Mr. Omoarebokhae stated unequivocally that the partnership was working and implored Vitamin Angels to make available more of what he described as the “Vital, reliable and essential drugs.”

CHAN, he said, has the capacity for a wider reach to the remotest part of the country through its Member Institutions.

The Country Director of Vitamin Angels, Dr. Francis Ohanyido, on his part, assured that Vitamin Angels is committed to acquitting itself in the catalytic role it has set out to play in the Nigeria’s primary health sector.

His organisation, he noted “is determined to assist in opening the eyes of the nation to doing the right thing in the health sector.”

Dr. Ohanyido is renowned Public Health physician and president of the Academy of Public of the Academy of Public Health, whose contributions to Public Health recently earned him an award at the Zenith Global Health Awards in Lusaka, Zambia.

He said research has shown that health drives nation’s development, urging that health should be considered as everything. Nutrition, he added, is at the heart of health. He emphasised that Nigeria’s biggest resource is her human component.

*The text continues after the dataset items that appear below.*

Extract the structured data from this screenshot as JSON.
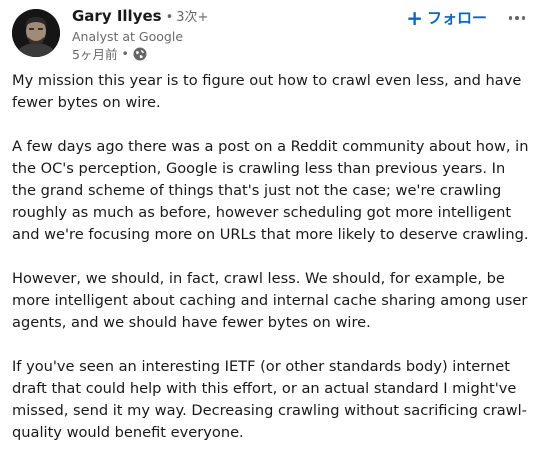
{
  "author": {
    "name": "Gary Illyes",
    "separator": "•",
    "degree": "3次+",
    "headline": "Analyst at Google",
    "time": "5ヶ月前",
    "time_separator": "•",
    "visibility_icon": "globe-icon",
    "avatar_icon": "avatar-photo"
  },
  "actions": {
    "follow_plus": "+",
    "follow_label": "フォロー",
    "more_icon": "more-horizontal-icon",
    "accent_color": "#0a66c2"
  },
  "post": {
    "paragraphs": [
      "My mission this year is to figure out how to crawl even less, and have fewer bytes on wire.",
      "A few days ago there was a post on a Reddit community about how, in the OC's perception, Google is crawling less than previous years. In the grand scheme of things that's just not the case; we're crawling roughly as much as before, however scheduling got more intelligent and we're focusing more on URLs that more likely to deserve crawling.",
      "However, we should, in fact, crawl less. We should, for example, be more intelligent about caching and internal cache sharing among user agents, and we should have fewer bytes on wire.",
      "If you've seen an interesting IETF (or other standards body) internet draft that could help with this effort, or an actual standard I might've missed, send it my way. Decreasing crawling without sacrificing crawl-quality would benefit everyone."
    ]
  }
}
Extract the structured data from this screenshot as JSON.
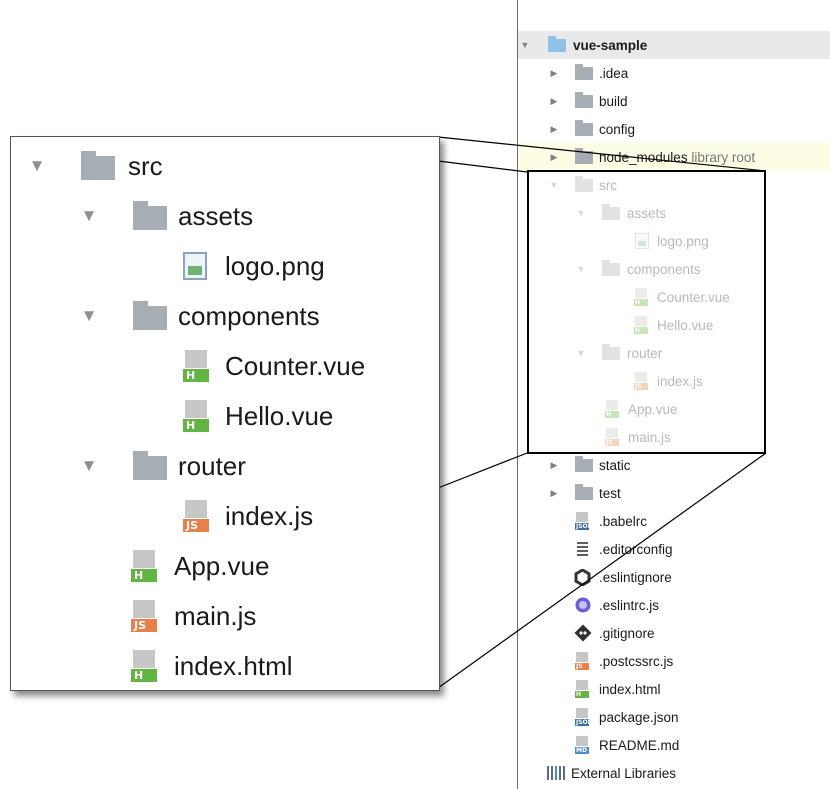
{
  "project_tree": {
    "root": {
      "label": "vue-sample"
    },
    "items": [
      {
        "label": ".idea",
        "type": "folder"
      },
      {
        "label": "build",
        "type": "folder"
      },
      {
        "label": "config",
        "type": "folder"
      },
      {
        "label": "node_modules",
        "suffix": "library root",
        "type": "folder"
      },
      {
        "label": "src",
        "type": "folder"
      },
      {
        "label": "assets",
        "type": "folder"
      },
      {
        "label": "logo.png",
        "type": "image"
      },
      {
        "label": "components",
        "type": "folder"
      },
      {
        "label": "Counter.vue",
        "type": "vue"
      },
      {
        "label": "Hello.vue",
        "type": "vue"
      },
      {
        "label": "router",
        "type": "folder"
      },
      {
        "label": "index.js",
        "type": "js"
      },
      {
        "label": "App.vue",
        "type": "vue"
      },
      {
        "label": "main.js",
        "type": "js"
      },
      {
        "label": "static",
        "type": "folder"
      },
      {
        "label": "test",
        "type": "folder"
      },
      {
        "label": ".babelrc",
        "type": "json"
      },
      {
        "label": ".editorconfig",
        "type": "text"
      },
      {
        "label": ".eslintignore",
        "type": "eslintignore"
      },
      {
        "label": ".eslintrc.js",
        "type": "eslint"
      },
      {
        "label": ".gitignore",
        "type": "git"
      },
      {
        "label": ".postcssrc.js",
        "type": "js"
      },
      {
        "label": "index.html",
        "type": "html"
      },
      {
        "label": "package.json",
        "type": "json"
      },
      {
        "label": "README.md",
        "type": "md"
      },
      {
        "label": "External Libraries",
        "type": "libraries"
      }
    ]
  },
  "zoom_callout": {
    "items": [
      {
        "label": "src"
      },
      {
        "label": "assets"
      },
      {
        "label": "logo.png"
      },
      {
        "label": "components"
      },
      {
        "label": "Counter.vue"
      },
      {
        "label": "Hello.vue"
      },
      {
        "label": "router"
      },
      {
        "label": "index.js"
      },
      {
        "label": "App.vue"
      },
      {
        "label": "main.js"
      },
      {
        "label": "index.html"
      }
    ]
  },
  "file_tags": {
    "html": "H",
    "js": "JS",
    "json": "JSON",
    "md": "MD"
  },
  "colors": {
    "selection": "#e9e9e9",
    "library_root_bg": "#fdfde6",
    "folder": "#a7adb4",
    "vue_tag": "#62b543",
    "js_tag": "#e8804a"
  }
}
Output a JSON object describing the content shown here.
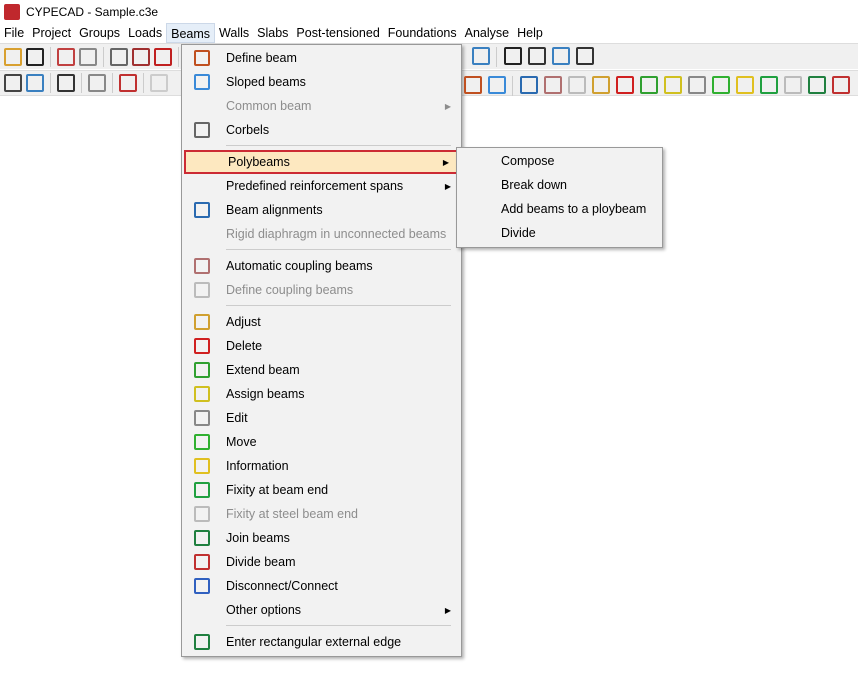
{
  "title": "CYPECAD - Sample.c3e",
  "menubar": [
    "File",
    "Project",
    "Groups",
    "Loads",
    "Beams",
    "Walls",
    "Slabs",
    "Post-tensioned",
    "Foundations",
    "Analyse",
    "Help"
  ],
  "beams_menu": [
    {
      "label": "Define beam",
      "icon": "define-beam-icon",
      "color": "#c05020"
    },
    {
      "label": "Sloped beams",
      "icon": "sloped-beam-icon",
      "color": "#3a8ad8"
    },
    {
      "label": "Common beam",
      "disabled": true,
      "submenu": true
    },
    {
      "label": "Corbels",
      "icon": "corbel-icon",
      "color": "#666666"
    },
    {
      "label": "Polybeams",
      "submenu": true,
      "highlighted": true
    },
    {
      "label": "Predefined reinforcement spans",
      "submenu": true
    },
    {
      "label": "Beam alignments",
      "icon": "beam-alignment-icon",
      "color": "#2a6ab0"
    },
    {
      "label": "Rigid diaphragm in unconnected beams",
      "disabled": true
    },
    {
      "label": "Automatic coupling beams",
      "icon": "coupling-icon",
      "color": "#b07070"
    },
    {
      "label": "Define coupling beams",
      "disabled": true,
      "icon": "define-coupling-icon",
      "color": "#bbbbbb"
    },
    {
      "label": "Adjust",
      "icon": "adjust-icon",
      "color": "#d0a030"
    },
    {
      "label": "Delete",
      "icon": "delete-icon",
      "color": "#d02020"
    },
    {
      "label": "Extend beam",
      "icon": "extend-icon",
      "color": "#30a030"
    },
    {
      "label": "Assign beams",
      "icon": "assign-icon",
      "color": "#d0c020"
    },
    {
      "label": "Edit",
      "icon": "edit-icon",
      "color": "#888888"
    },
    {
      "label": "Move",
      "icon": "move-icon",
      "color": "#30b030"
    },
    {
      "label": "Information",
      "icon": "information-icon",
      "color": "#e0c020"
    },
    {
      "label": "Fixity at beam end",
      "icon": "fixity-icon",
      "color": "#20a040"
    },
    {
      "label": "Fixity at steel beam end",
      "disabled": true,
      "icon": "steel-fixity-icon",
      "color": "#bbbbbb"
    },
    {
      "label": "Join beams",
      "icon": "join-icon",
      "color": "#208040"
    },
    {
      "label": "Divide beam",
      "icon": "divide-icon",
      "color": "#c03030"
    },
    {
      "label": "Disconnect/Connect",
      "icon": "disconnect-icon",
      "color": "#3060c0"
    },
    {
      "label": "Other options",
      "submenu": true
    },
    {
      "label": "Enter rectangular external edge",
      "icon": "external-edge-icon",
      "color": "#208040"
    }
  ],
  "polybeams_submenu": [
    "Compose",
    "Break down",
    "Add beams to a ploybeam",
    "Divide"
  ]
}
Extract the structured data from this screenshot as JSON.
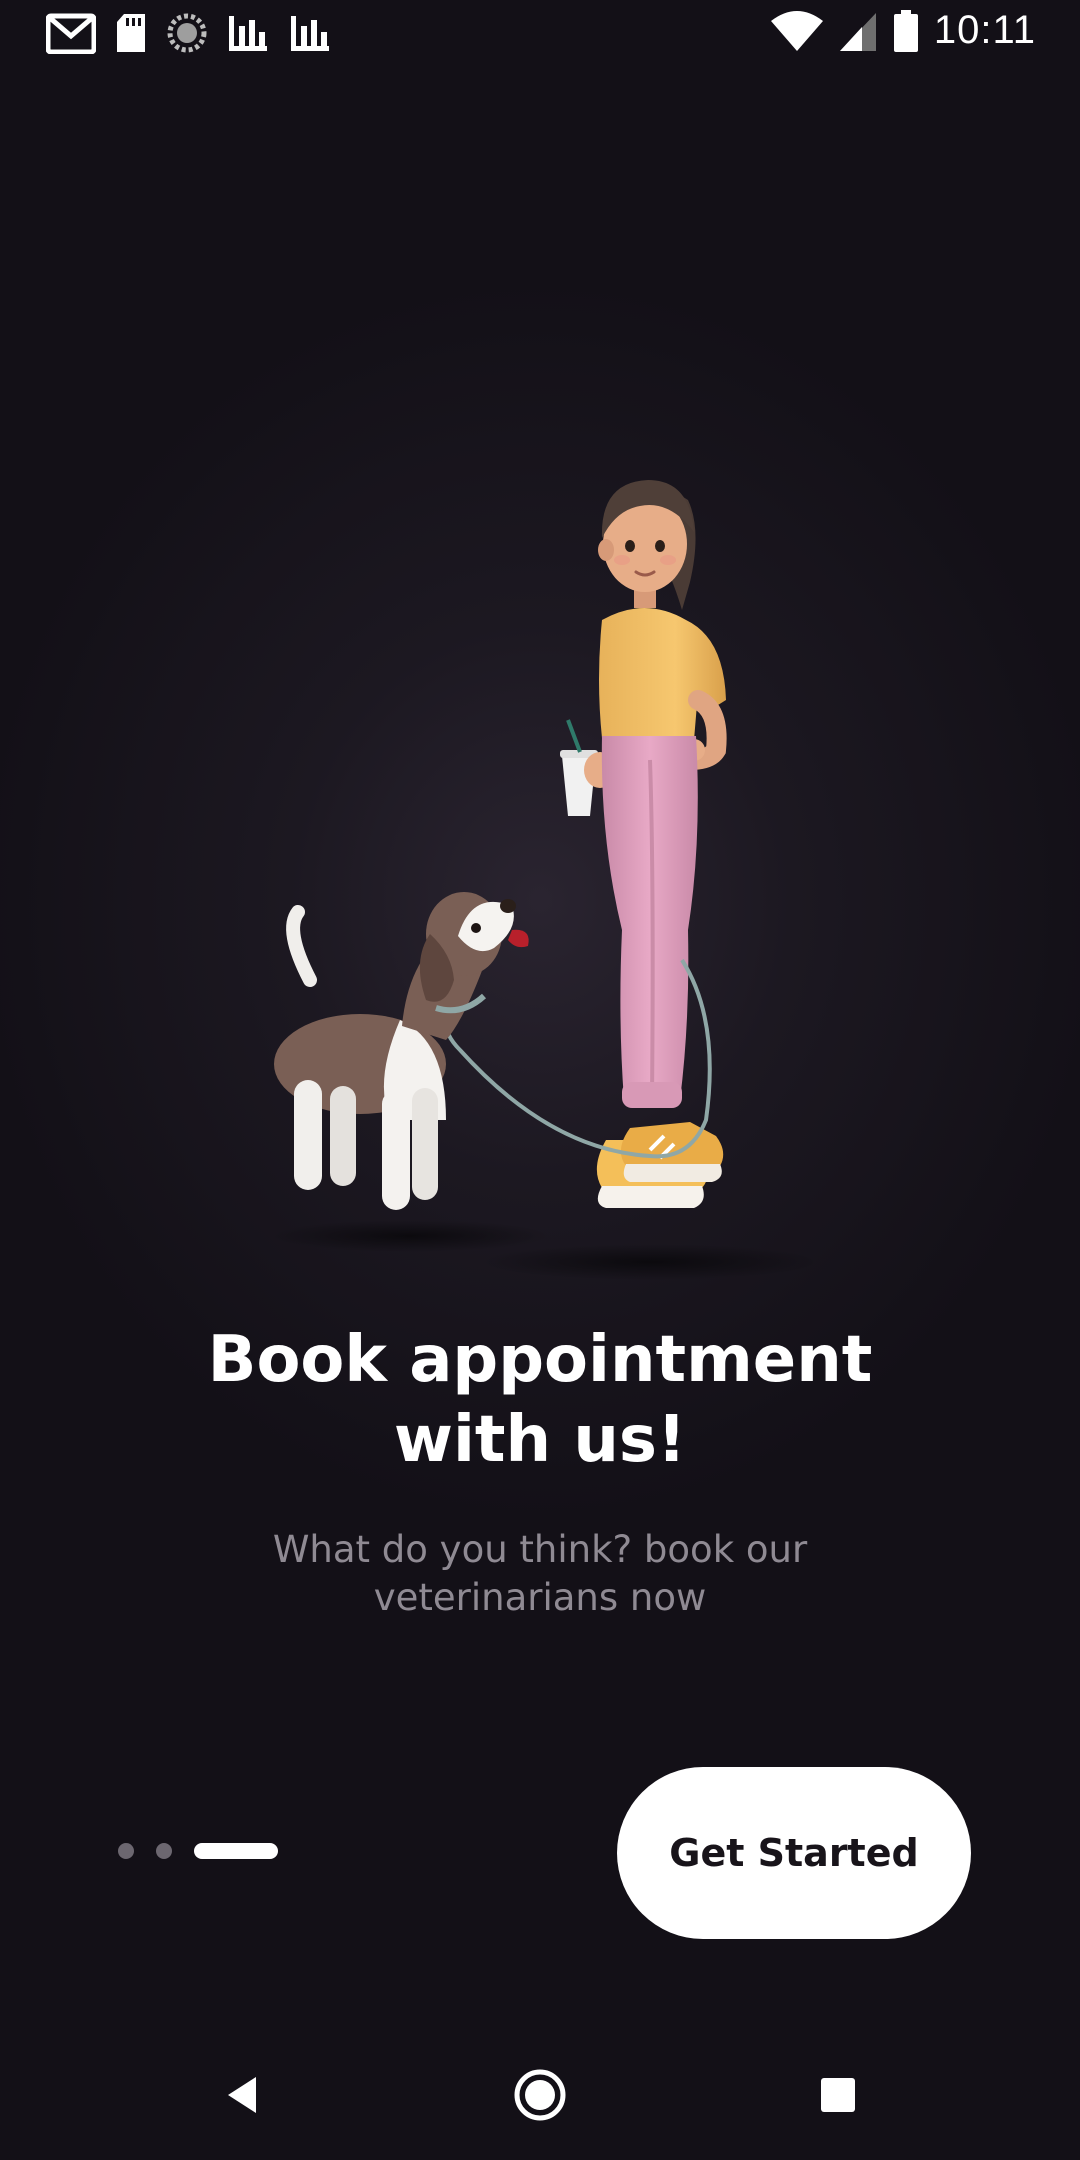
{
  "status_bar": {
    "time": "10:11",
    "left_icons": [
      "gmail-icon",
      "sd-card-icon",
      "sync-icon",
      "signal-chart-icon",
      "signal-chart-icon"
    ],
    "right_icons": [
      "wifi-icon",
      "cell-signal-icon",
      "battery-icon"
    ]
  },
  "onboarding": {
    "illustration": "woman-walking-dog-illustration",
    "title_line1": "Book appointment",
    "title_line2": "with us!",
    "subtitle_line1": "What do you think? book our",
    "subtitle_line2": "veterinarians now",
    "pager": {
      "total": 3,
      "current": 3
    },
    "cta_label": "Get Started"
  },
  "navigation_bar": {
    "buttons": [
      "back-icon",
      "home-icon",
      "recents-icon"
    ]
  },
  "colors": {
    "background": "#131017",
    "primary_text": "#ffffff",
    "secondary_text": "#8f8a93",
    "button_bg": "#ffffff",
    "button_text": "#18141a",
    "dot_inactive": "#6c6770"
  }
}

“Our young population is our hope. We should be intentional in how to integrate good nutrition into taking care of our women and children.”

According to Dr. Ohanyido, “the many needs of a pregnant woman revolve around what she takes. In other words, what a pregnant woman eats affects the development of the child especially in the first three months of the foetus which is regarded as very sensitive. Increase production of red blood cells to prevent aneamia, is not only from the food taken, but the vitamins.”

Vitamin Angels, he said, had been spending so much money on bringing in drugs to fight and prevent malnutrition. The modality of how the drugs get to the target, however, rest on CHAN with it’s over 800 primary healthcare partners.

He appealed to government to support the purchase of these essential drugs for onward distribution to a wider spectrum of the people.

On the effects of worms on children, Dr. Ohanyido canvassed regular deworming. 

“Worms,” he said, “are products of the environment, but it is important that everything necessary is done to ensure that children and worms do not compete for the available food.”

Participants at the event testified to the efficacy of the drugs, and asked that the supplies be made more regular, and the quantities supplied increased.